I ate a lot of dessert
If I had to pick, savory wins over sweet every time, I will always chose a steak over a dessert any day of the week. That being said, it doesn’t mean I don’t love dessert, and unfortunately I loved every single dessert the good people at Del Frisco’s brought out. I practically squealed with delight (like the little piggy I am) when they brought out my 2 favorite desserts in the whole world, creme brulee and banana bread bread pudding. I’m not sure I can really convey the level of happiness I had at this point. As some of you may or may not know, I follow a pretty strict diet and seriously can not even remember the last time I had a bite of creme brulee or bread pudding. Jiminy Cricket made a brief appearance as my conscience and told me to just have one bite and thats it, but I quickly flicked him off my shoulder, rolled up my sleeves and dug in. I ate a lot of dessert. I had a huge helping of creme brulee, and almost started a fight over the banana bread bread pudding. Oh yeah, I also had chocolate lava cake and lemon cake. Guess what I didn’t try? The fresh fruit plate, sorry Jiminy, better luck next time.

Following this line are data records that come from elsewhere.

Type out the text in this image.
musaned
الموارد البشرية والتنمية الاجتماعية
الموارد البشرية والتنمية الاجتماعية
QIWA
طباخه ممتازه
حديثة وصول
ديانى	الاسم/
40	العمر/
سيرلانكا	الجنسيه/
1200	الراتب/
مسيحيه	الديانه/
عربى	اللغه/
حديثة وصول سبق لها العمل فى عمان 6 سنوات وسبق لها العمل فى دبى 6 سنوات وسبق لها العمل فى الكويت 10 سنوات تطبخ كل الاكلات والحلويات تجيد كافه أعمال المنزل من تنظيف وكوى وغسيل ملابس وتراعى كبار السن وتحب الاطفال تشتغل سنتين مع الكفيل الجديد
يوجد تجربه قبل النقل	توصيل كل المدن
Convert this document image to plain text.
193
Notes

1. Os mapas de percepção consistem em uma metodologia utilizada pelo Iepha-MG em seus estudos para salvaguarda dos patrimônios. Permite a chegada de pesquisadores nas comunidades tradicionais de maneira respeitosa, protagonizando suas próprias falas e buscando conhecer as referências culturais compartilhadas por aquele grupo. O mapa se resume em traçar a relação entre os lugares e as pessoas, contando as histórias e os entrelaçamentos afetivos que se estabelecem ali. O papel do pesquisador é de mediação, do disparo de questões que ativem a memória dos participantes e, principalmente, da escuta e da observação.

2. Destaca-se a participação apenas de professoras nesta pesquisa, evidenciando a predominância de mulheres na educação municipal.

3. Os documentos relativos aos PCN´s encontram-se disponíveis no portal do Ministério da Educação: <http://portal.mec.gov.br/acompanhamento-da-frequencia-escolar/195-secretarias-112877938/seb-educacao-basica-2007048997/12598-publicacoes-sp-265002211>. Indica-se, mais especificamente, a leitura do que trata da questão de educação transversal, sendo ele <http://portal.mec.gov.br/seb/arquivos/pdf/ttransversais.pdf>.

So here’s the low down, I had an awesome time. I got to meet some really nice, funny, interesting people I would have never crossed paths with otherwise, I’ve been dreaming about the food since and I get to feel cool when someone asks if I’ve eaten anywhere nice lately (previously the answer was always no, followed by me throwing whoever asked the question my bitch face). If you’re looking for a great meal, attentive knowledgeable service, a bustling bar you really can’t go wrong with Del Frisco’s. Now I realize that all of you may not be as fancy as me, but trust me, you can fake it for the night. And one last fancy person lesson, be careful leaving any fancy establishment after a couple drinks, sometimes doors you pull open look an awful lot like the ones you push.